From the Research
For a well-differentiated invasive squamous cell carcinoma on the right chest with negative margins and no lymphovascular or perineural invasion, follow-up should include regular skin examinations every 3-6 months for the first 2 years, then every 6-12 months for 3-5 years, as recommended by the most recent European consensus-based interdisciplinary guideline for invasive cutaneous squamous cell carcinoma 1.
Key Considerations
- No additional surgical intervention is needed since the margins are adequate, generally considered sufficient when greater than 4 mm 2.
- The patient should perform monthly self-examinations of the skin and lymph nodes, particularly checking the axillary and cervical regions for any enlargement.
- Sun protection measures are essential, including daily use of broad-spectrum SPF 30+ sunscreen, protective clothing, and avoiding peak sun hours.
- Patient education about warning signs of recurrence or new skin cancers is important.
Prognostic Factors
- The favorable prognostic factors in this case include well-differentiated histology, absence of lymphovascular/perineural invasion, and adequate margins, which together suggest a low risk of recurrence 3, 4.

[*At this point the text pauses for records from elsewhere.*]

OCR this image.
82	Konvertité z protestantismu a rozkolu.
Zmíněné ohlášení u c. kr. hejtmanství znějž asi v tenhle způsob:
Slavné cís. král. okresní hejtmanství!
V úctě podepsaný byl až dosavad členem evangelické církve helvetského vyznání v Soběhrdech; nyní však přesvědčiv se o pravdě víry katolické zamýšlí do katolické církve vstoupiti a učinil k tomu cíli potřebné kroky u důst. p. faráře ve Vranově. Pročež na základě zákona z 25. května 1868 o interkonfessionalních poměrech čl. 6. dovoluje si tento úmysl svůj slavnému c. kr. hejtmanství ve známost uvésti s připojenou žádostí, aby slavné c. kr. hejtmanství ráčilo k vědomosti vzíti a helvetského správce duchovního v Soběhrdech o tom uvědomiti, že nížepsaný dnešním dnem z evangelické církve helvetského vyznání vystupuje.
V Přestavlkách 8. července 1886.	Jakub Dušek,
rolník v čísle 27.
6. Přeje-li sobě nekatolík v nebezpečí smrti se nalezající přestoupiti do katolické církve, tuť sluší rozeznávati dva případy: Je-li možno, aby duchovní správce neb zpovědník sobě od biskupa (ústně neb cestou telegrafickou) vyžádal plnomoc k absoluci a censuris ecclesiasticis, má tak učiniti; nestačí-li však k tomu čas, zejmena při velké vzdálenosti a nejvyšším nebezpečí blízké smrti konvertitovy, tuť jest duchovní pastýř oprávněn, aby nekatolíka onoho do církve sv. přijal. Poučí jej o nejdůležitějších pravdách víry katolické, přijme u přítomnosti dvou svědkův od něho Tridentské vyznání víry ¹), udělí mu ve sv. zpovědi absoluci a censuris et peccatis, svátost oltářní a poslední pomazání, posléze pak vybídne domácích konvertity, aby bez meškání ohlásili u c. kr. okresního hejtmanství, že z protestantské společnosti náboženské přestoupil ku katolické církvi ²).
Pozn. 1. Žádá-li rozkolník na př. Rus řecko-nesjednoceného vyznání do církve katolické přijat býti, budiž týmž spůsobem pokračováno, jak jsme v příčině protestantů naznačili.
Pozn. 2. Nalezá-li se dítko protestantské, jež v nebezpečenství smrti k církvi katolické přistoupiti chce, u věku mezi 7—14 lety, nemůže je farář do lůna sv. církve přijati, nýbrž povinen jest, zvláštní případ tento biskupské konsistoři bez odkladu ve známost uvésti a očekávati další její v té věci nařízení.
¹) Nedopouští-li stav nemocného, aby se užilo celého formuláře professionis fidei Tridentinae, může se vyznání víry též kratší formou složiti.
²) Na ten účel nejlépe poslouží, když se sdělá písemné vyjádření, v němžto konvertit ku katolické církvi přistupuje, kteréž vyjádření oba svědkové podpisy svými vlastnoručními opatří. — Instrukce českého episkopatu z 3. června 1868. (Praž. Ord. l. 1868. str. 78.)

- However, patients with one skin cancer have a higher risk of developing others, necessitating vigilant surveillance and preventive measures.
Follow-Up and Management
- The frequency of follow-up visits and investigations for subsequent new cSCC depends on underlying risk characteristics, as outlined in the European consensus-based guideline 1.
- Multidisciplinary board decisions are mandatory for all patients with advanced cSCC, considering the risks of toxicity, the age and frailty of patients, and co-morbidities, including immunosuppression.